Ta-Nehisi Coates - Ta-Nehisi Coates is a senior editor for The Atlantic, where he writes about culture, politics, and social issues for TheAtlantic.com and the magazine. He is the author of the memoir The Beautiful Struggle. More

Born in 1975, the product of two beautiful parents. Raised in West Baltimore—not quite The Wire, but sometimes ill all the same. Studied at the Mecca for some years in the mid-’90s. Emerged with a purpose, if not a degree. Slowly migrated up the East Coast with a baby and my beloved, until I reached the shores of Harlem. Wrote some stuff along the way.

A High-Tech Shaming

By Ta-Nehisi Coates
Sep 30 2010, 9:03 AM ET Comment

This is just disgusting:

It started with a Twitter message on Sept. 19: "Roommate asked for the room till midnight. I went into molly's room and turned on my webcam. I saw him making out with a dude. Yay." 

That night, the authorities say, the Rutgers University student who sent the message used a camera in his dormitory room to stream the roommate's intimate encounter live on the Internet. And three days later, the roommate who had been surreptitiously broadcast -- Tyler Clementi, an 18-year-old freshman and an accomplished violinist -- jumped from the George Washington Bridge into the Hudson River in an apparent suicide. 

The Sept. 22 death, details of which the authorities disclosed on Wednesday, was the latest by a young American that followed the online posting of hurtful material. The news came on the same day that Rutgers kicked off a two-year, campuswide project to teach the importance of civility, with special attention to the use and abuse of new technology.
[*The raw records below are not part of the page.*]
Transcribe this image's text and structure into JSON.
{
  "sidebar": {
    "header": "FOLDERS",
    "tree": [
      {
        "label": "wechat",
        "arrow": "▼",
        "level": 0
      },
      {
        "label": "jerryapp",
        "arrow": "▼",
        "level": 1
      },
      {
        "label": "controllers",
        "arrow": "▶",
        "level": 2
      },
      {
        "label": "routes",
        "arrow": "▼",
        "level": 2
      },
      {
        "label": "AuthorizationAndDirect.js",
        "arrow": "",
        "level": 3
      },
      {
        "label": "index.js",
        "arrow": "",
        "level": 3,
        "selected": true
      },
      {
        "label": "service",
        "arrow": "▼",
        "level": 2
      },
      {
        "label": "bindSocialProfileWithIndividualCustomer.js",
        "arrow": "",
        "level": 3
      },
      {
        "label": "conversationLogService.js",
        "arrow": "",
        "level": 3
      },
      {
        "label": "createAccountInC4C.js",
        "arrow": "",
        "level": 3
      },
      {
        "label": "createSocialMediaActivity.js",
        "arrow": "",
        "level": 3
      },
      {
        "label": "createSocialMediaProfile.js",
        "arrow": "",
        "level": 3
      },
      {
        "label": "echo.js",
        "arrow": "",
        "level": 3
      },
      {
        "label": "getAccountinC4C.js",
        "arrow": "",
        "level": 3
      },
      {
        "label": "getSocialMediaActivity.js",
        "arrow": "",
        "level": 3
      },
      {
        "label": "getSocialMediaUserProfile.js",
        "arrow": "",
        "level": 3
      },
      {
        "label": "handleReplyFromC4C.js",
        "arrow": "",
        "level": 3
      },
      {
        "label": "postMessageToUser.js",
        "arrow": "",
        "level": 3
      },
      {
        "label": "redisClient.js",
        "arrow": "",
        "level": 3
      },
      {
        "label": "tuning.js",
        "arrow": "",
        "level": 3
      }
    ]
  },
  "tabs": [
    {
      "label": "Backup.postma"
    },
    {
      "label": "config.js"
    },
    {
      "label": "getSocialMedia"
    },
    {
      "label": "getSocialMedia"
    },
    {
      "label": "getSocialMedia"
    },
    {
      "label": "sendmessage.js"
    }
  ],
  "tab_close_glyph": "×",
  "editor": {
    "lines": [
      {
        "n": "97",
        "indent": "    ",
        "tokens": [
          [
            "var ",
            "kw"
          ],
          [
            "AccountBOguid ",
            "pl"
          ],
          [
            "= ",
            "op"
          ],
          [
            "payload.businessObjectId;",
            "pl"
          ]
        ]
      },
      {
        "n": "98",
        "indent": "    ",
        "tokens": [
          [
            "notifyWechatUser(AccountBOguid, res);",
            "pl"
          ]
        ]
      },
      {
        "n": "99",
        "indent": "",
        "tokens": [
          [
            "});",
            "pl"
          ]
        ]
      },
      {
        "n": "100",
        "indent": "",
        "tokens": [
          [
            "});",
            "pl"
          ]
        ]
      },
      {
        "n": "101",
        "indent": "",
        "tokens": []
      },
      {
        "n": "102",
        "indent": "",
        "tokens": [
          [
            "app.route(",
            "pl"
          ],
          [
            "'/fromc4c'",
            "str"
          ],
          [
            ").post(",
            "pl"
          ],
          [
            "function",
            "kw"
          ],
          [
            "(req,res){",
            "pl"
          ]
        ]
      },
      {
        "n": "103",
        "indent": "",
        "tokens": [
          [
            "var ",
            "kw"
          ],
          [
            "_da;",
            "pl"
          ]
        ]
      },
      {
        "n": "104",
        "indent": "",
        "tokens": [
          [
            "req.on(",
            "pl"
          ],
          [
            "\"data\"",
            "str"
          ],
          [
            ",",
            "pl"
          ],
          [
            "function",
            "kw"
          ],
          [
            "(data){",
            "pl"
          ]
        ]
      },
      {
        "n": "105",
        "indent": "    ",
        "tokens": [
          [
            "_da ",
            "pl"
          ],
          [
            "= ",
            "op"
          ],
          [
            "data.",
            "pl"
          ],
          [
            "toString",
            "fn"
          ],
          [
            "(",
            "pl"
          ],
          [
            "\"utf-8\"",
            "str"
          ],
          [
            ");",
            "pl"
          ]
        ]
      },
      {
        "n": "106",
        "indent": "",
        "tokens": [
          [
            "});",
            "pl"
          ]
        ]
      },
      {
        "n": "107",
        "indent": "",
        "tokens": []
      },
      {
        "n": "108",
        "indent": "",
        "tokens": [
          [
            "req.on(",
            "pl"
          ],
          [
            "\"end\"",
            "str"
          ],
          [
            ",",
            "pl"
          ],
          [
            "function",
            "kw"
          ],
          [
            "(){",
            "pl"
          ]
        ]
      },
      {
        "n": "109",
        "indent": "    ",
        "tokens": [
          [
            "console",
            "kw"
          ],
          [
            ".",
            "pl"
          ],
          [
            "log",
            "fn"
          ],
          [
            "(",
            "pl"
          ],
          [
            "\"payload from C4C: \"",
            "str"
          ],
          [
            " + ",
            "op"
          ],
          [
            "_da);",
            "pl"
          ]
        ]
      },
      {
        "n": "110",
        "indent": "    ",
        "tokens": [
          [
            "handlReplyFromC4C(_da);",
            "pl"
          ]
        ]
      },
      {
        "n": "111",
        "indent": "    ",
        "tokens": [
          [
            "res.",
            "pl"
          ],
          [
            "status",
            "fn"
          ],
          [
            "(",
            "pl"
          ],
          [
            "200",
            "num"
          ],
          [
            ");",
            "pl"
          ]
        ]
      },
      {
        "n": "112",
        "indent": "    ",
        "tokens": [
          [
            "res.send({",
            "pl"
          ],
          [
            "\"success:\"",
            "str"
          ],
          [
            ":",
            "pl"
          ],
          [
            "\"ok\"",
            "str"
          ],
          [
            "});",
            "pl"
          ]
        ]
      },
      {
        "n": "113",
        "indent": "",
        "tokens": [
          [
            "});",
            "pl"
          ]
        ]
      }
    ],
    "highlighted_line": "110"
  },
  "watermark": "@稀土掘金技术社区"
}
I did a lot of dumb shit when I was young, but this is a kind of borderline misanthropy that it's really hard for me to relate to. As soon as I read about this case, I thought back to Laura Ingraham who pulled a similar stunt at Dartmouth. She evidently later apologized, and is now redeeming herself making racist jokes about the First Lady. 

These kids are, as far as we know, just apolitically cruel. I don't think this qualifies as murder, and invasion of privacy seems about right. Likely, they'll be thinking about this for the rest of their lives. Or maybe not. Some of people are just built like that.